CARPING ALLEGEDLY
Everest, egos and even personal grooming… Bill Cottam’s with us once again to dish out another dose of cynicism and sarcasm
BY BILL COTTAM

@ cottamcarpangler
Bill Cottam Carp Angler
THE EVEREST OF CARP ANGLING?
read quite regularly these days, that several of Europe’s particularly challenging waters are referred as being ‘the Everest of carp fishing’. Now, as tough as they may be, and as gruelling as they undoubtedly are, this does strike me as being something of an exaggeration…
For the non-mountaineering experts amongst you, Mount Everest is 29,029 feet high. To put that into a more comprehensible perspective, it’s five and a half miles to its peak. Scaling it involves a ten-day trek to reach base camp, intense and lengthy altitude training, and an eight-to ten-week expedition costing something in the region of forty thousand dollars per person! Climbers can expect temperatures of -19ºC in summer and -36ºC in winter, and it is snow-capped throughout the twelve months of the year. After around 26,200 feet, climbers reach what is commonly known as the death zone, due to the likelihood of mountaineers meeting their demise on this particular part of the climb -Mount Everest has claimed the lives of some 300 people!
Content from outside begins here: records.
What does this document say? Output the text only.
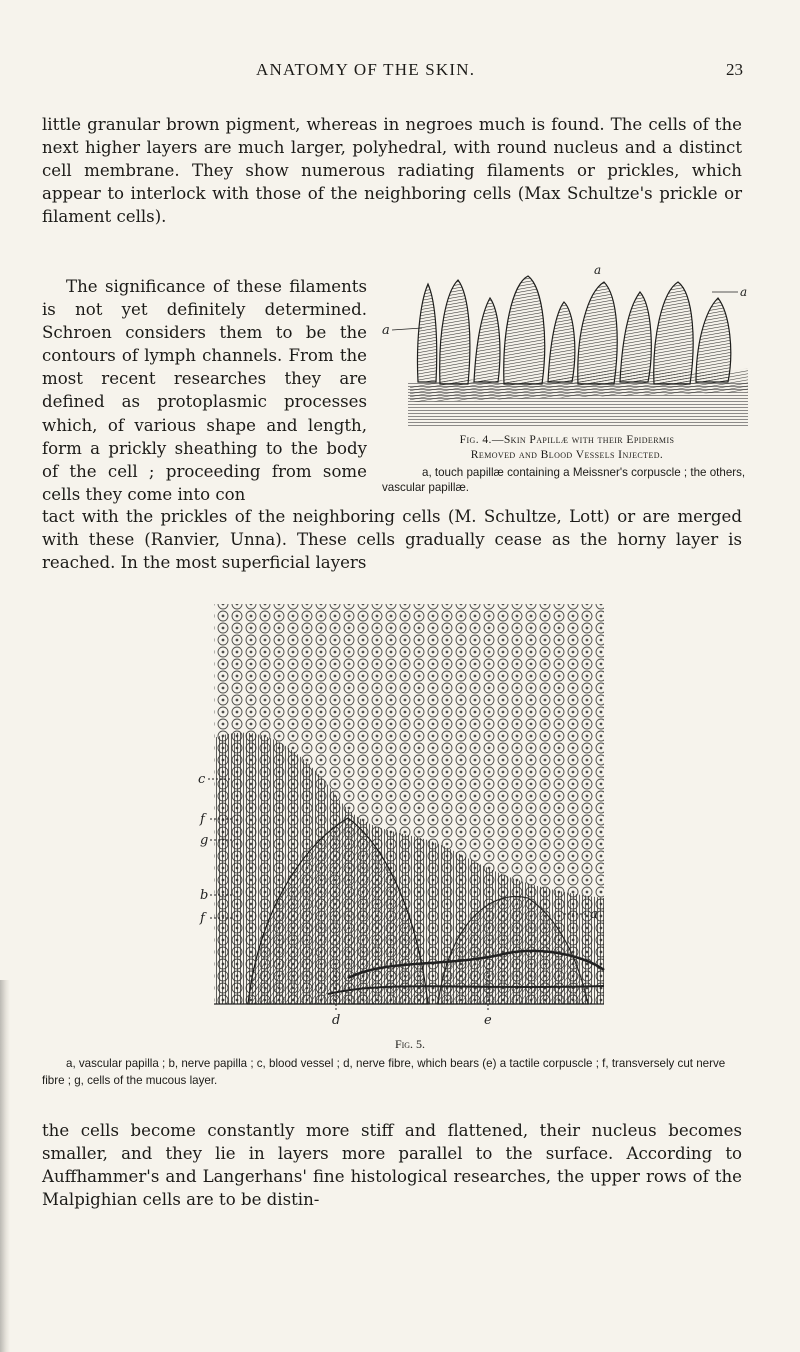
ANATOMY OF THE SKIN.	23

little granular brown pigment, whereas in negroes much is found. The cells of the next higher layers are much larger, polyhedral, with round nucleus and a distinct cell membrane. They show numerous radiating filaments or prickles, which appear to interlock with those of the neighboring cells (Max Schultze's prickle or filament cells).

The significance of these filaments is not yet definitely determined. Schroen considers them to be the contours of lymph channels. From the most recent researches they are defined as protoplasmic processes which, of various shape and length, form a prickly sheathing to the body of the cell ; proceeding from some cells they come into con

tact with the prickles of the neighboring cells (M. Schultze, Lott) or are merged with these (Ranvier, Unna). These cells gradually cease as the horny layer is reached. In the most superficial layers

a
a
a
Fig. 4.—Skin Papillæ with their Epidermis
Removed and Blood Vessels Injected.
a, touch papillæ containing a Meissner's corpuscle ; the others, vascular papillæ.
c
f
g
b
f	a
d	e
Fig. 5.
a, vascular papilla ; b, nerve papilla ; c, blood vessel ; d, nerve fibre, which bears (e) a tactile corpuscle ; f, transversely cut nerve fibre ; g, cells of the mucous layer.

the cells become constantly more stiff and flattened, their nucleus becomes smaller, and they lie in layers more parallel to the surface. According to Auffhammer's and Langerhans' fine histological researches, the upper rows of the Malpighian cells are to be distin-
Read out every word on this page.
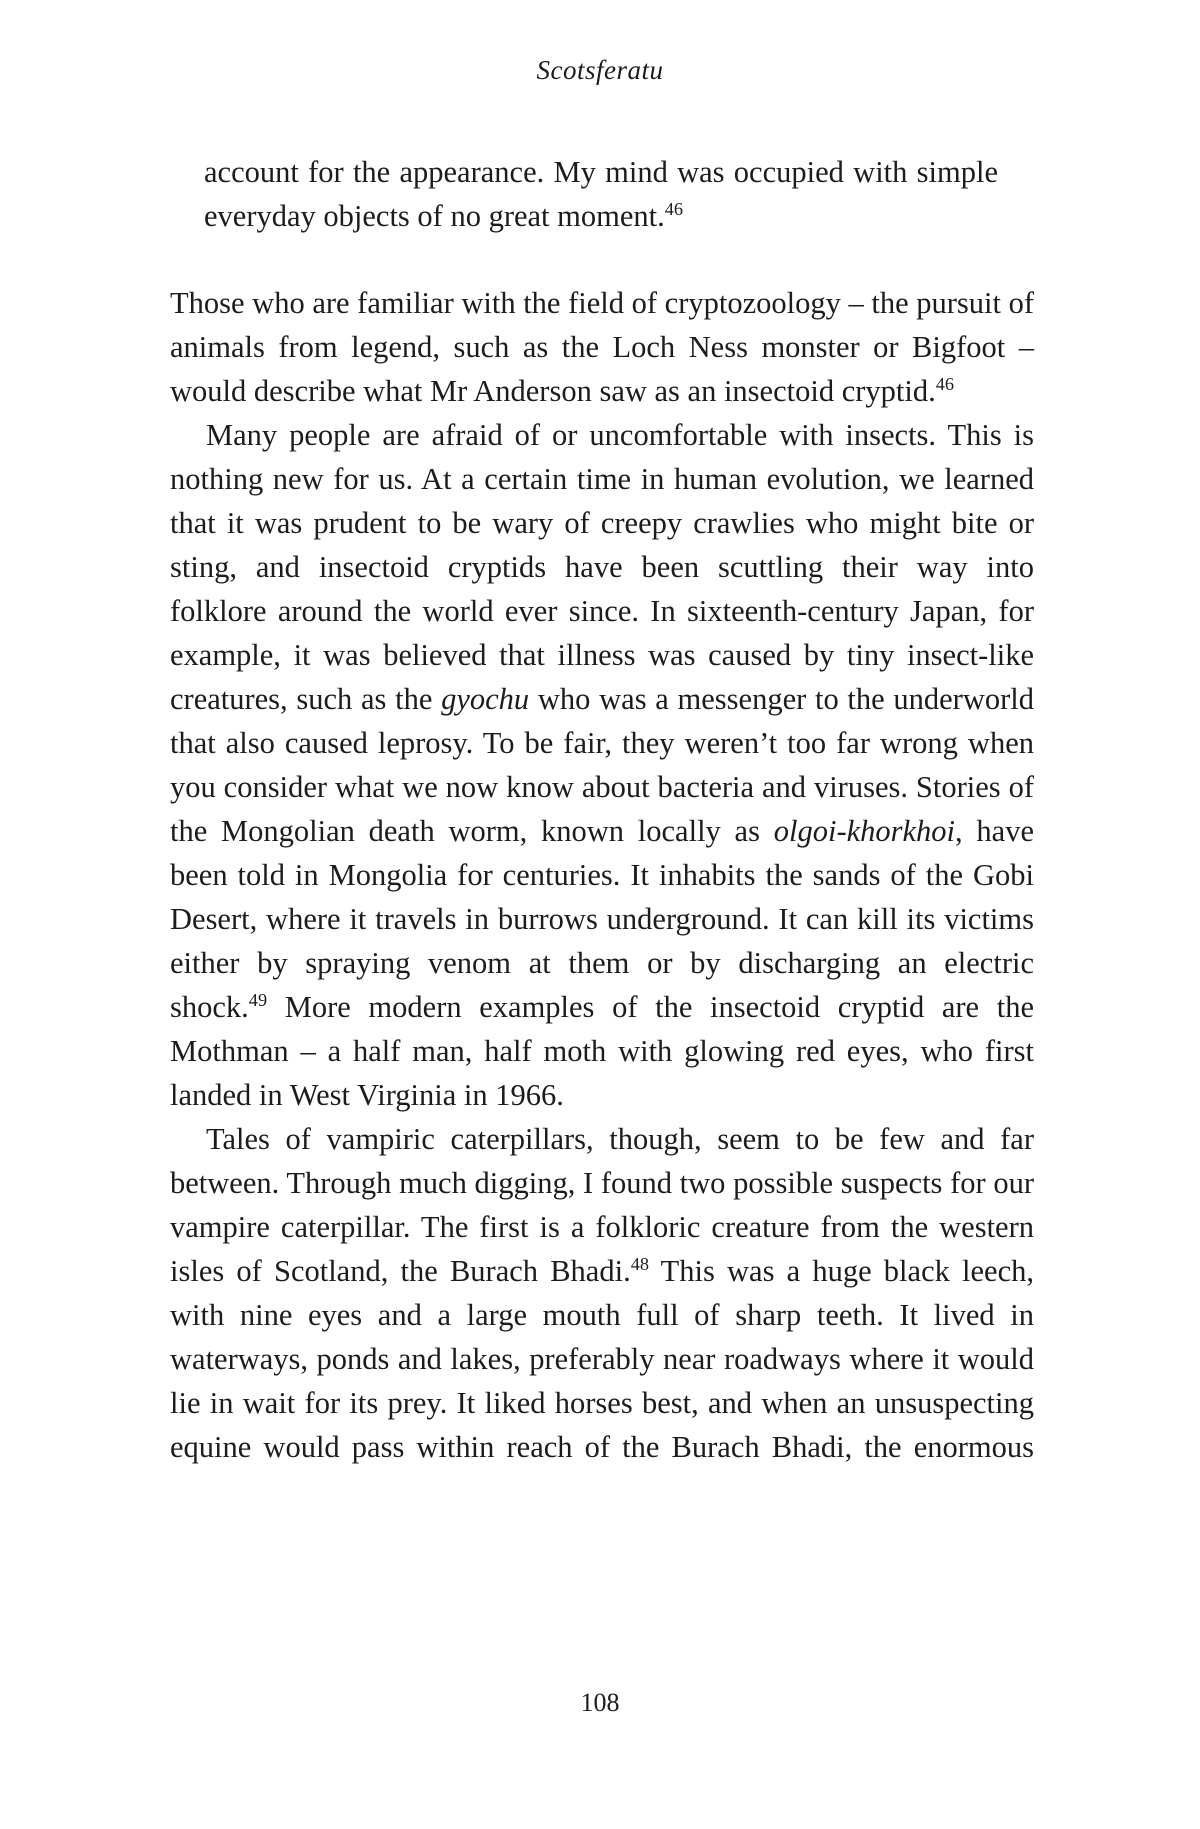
Scotsferatu

account for the appearance. My mind was occupied with simple everyday objects of no great moment.$^{46}$

Those who are familiar with the field of cryptozoology – the pursuit of animals from legend, such as the Loch Ness monster or Bigfoot – would describe what Mr Anderson saw as an insectoid cryptid.$^{46}$

Many people are afraid of or uncomfortable with insects. This is nothing new for us. At a certain time in human evolution, we learned that it was prudent to be wary of creepy crawlies who might bite or sting, and insectoid cryptids have been scuttling their way into folklore around the world ever since. In sixteenth-century Japan, for example, it was believed that illness was caused by tiny insect-like creatures, such as the gyochu who was a messenger to the underworld that also caused leprosy. To be fair, they weren’t too far wrong when you consider what we now know about bacteria and viruses. Stories of the Mongolian death worm, known locally as olgoi-khorkhoi, have been told in Mongolia for centuries. It inhabits the sands of the Gobi Desert, where it travels in burrows underground. It can kill its victims either by spraying venom at them or by discharging an electric shock.$^{49}$ More modern examples of the insectoid cryptid are the Mothman – a half man, half moth with glowing red eyes, who first landed in West Virginia in 1966.

Tales of vampiric caterpillars, though, seem to be few and far between. Through much digging, I found two possible suspects for our vampire caterpillar. The first is a folkloric creature from the western isles of Scotland, the Burach Bhadi.$^{48}$ This was a huge black leech, with nine eyes and a large mouth full of sharp teeth. It lived in waterways, ponds and lakes, preferably near roadways where it would lie in wait for its prey. It liked horses best, and when an unsuspecting equine would pass within reach of the Burach Bhadi, the enormous

108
And for those of you who have a fascination with climbers’ toiletry habits - and I know there are a few -those on the world’s highest mountain are required, by law, to carry a poop tube: a section of plastic drain pipe with a removable end. The accepted procedure is to have a number two in a resealable plastic bag, before stuffing the bundle into the tube. The contents of the tube can then be deposed of when you eventually make it down the mountain -and there was me thinking that being forced to answer the call of nature in the woods and burying it was a little inhumane!